“The History of Valentine’s Day”

Stephanie Lynch, Staff Writer

Valentine’s Day has always been about chocolates, roses, and teddy bears.  Even if you don’t have a significant other, people can share this day with their friends.  The holiday is named after St. Valentine, who is a mystery, but this holiday hasn’t always been the holiday we know today.  Did you know Valentine’s Day’s origins are dark and morbid?  Many people assume for such a happy and giving holiday, the origins are just as happy.  But as you know, some things aren’t always as they seem.

The Romans were the cause for these dark origins.  On February 13th through the 15th, there was a Roman called Lupercalia.  Goats and dogs were sacrificed, and men whipped women with hides of animals.  Women got most of the pain and took the most damage.  They were whipped, hit, and worst of all, young men picked a woman’s name out of a jar and they were coupled for the rest of the festival.  This shows women were just toys to men during this feast.  The Romans also picked out the name for this holiday. Although there were several Christian martyrs named Valentine, Valentine’s Day may have taken its name from a priest who was martyred about 270 CE by the Roman emperor Claudius II Gothicus (Britannica).

Valentine’s Day was morbid and dark, but thankfully someone came to make it sweeter.  Famous poet and playwright William Shakespeare helped to mold Valentine’s Day into the happy, lovey dovey holiday we know today.  He mentioned it in Hamlet during a long speech by a character of the name Ophelia. Shakespeare’s works became famous in Britain and eventually spread throughout the world.  Handmade paper cards became popular and a tradition throughout the Middle Ages and beyond.  Hallmark Cards then became mass produced Valentines in 1913.
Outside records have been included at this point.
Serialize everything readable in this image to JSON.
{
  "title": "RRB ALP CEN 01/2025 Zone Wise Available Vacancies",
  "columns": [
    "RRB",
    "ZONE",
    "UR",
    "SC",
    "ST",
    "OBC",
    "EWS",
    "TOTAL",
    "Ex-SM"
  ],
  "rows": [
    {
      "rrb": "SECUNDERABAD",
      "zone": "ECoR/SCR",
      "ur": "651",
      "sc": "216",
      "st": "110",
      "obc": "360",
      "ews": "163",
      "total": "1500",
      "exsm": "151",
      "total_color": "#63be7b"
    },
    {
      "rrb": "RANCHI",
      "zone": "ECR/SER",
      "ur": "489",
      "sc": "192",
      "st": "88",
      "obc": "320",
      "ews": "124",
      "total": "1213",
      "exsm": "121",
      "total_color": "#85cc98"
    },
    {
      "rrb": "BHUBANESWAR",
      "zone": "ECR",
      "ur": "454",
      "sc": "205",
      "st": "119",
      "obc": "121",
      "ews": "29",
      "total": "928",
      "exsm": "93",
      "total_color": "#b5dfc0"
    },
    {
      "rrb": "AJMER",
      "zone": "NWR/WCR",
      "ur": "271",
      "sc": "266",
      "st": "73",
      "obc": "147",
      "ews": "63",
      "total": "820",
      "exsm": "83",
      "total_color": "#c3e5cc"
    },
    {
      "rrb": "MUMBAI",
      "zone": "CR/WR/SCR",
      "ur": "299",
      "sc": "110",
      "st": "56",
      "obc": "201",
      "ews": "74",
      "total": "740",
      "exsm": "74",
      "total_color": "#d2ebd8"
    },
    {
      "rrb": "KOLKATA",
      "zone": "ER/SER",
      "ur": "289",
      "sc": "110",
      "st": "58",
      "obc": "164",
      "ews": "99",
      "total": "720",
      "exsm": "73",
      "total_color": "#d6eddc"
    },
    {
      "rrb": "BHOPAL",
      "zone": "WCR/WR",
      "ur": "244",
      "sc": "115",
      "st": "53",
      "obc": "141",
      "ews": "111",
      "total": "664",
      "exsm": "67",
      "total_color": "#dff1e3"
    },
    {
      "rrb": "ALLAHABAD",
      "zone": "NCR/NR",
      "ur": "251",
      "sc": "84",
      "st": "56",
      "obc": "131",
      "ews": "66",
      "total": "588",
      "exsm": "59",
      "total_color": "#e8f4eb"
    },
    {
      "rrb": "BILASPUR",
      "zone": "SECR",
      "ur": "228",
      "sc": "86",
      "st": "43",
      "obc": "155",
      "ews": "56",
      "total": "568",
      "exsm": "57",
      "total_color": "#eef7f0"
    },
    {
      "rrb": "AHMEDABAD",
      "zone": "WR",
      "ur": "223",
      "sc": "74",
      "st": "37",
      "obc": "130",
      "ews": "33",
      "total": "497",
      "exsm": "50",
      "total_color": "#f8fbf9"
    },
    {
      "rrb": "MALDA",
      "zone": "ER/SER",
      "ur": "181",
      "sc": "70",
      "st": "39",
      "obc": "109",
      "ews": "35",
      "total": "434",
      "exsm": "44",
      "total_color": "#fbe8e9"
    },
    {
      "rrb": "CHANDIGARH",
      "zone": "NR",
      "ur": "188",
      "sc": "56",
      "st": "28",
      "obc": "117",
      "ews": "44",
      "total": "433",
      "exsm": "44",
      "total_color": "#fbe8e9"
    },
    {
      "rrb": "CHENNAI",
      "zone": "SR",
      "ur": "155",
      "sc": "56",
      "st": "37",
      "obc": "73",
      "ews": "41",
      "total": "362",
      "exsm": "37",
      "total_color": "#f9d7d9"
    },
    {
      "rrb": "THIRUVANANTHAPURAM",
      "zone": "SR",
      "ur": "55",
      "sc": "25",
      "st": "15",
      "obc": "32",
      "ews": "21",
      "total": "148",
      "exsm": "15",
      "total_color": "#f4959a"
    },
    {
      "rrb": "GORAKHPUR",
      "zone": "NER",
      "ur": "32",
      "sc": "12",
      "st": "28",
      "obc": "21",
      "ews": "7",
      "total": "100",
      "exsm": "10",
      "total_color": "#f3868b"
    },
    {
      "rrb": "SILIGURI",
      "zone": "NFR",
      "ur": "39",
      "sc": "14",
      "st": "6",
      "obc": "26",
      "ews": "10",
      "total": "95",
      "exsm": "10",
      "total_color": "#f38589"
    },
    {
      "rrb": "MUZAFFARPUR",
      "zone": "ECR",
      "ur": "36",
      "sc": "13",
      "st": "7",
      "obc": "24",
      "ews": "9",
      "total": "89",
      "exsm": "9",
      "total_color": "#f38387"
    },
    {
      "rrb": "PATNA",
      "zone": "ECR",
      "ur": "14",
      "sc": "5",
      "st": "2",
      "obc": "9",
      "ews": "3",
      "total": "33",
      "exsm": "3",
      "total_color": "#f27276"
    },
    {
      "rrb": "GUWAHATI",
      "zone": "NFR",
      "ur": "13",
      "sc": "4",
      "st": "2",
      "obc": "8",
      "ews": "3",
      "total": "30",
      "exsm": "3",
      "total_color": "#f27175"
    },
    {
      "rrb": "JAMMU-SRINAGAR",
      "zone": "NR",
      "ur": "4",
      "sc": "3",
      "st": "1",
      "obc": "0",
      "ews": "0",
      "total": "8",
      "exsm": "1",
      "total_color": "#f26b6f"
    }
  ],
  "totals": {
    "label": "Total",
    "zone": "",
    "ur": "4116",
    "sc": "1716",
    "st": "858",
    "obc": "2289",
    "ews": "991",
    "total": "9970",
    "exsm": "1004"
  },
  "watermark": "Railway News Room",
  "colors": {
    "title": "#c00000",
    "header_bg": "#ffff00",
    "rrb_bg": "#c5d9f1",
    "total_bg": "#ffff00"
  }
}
Thank goodness for Shakespeare! Without his contributions, who knows how we would be keeping the Roman tradition alive? Would there still be the slaughter of innocent dogs and goats? Would it be a large, intoxicated feast? Even with the dark origins of Valentine’s Day, we can still celebrate and be happy with the people we love.  So keep up the lovey dovey, Godiva and Hallmark sponsored holiday by telling your loved ones how appreciated they are!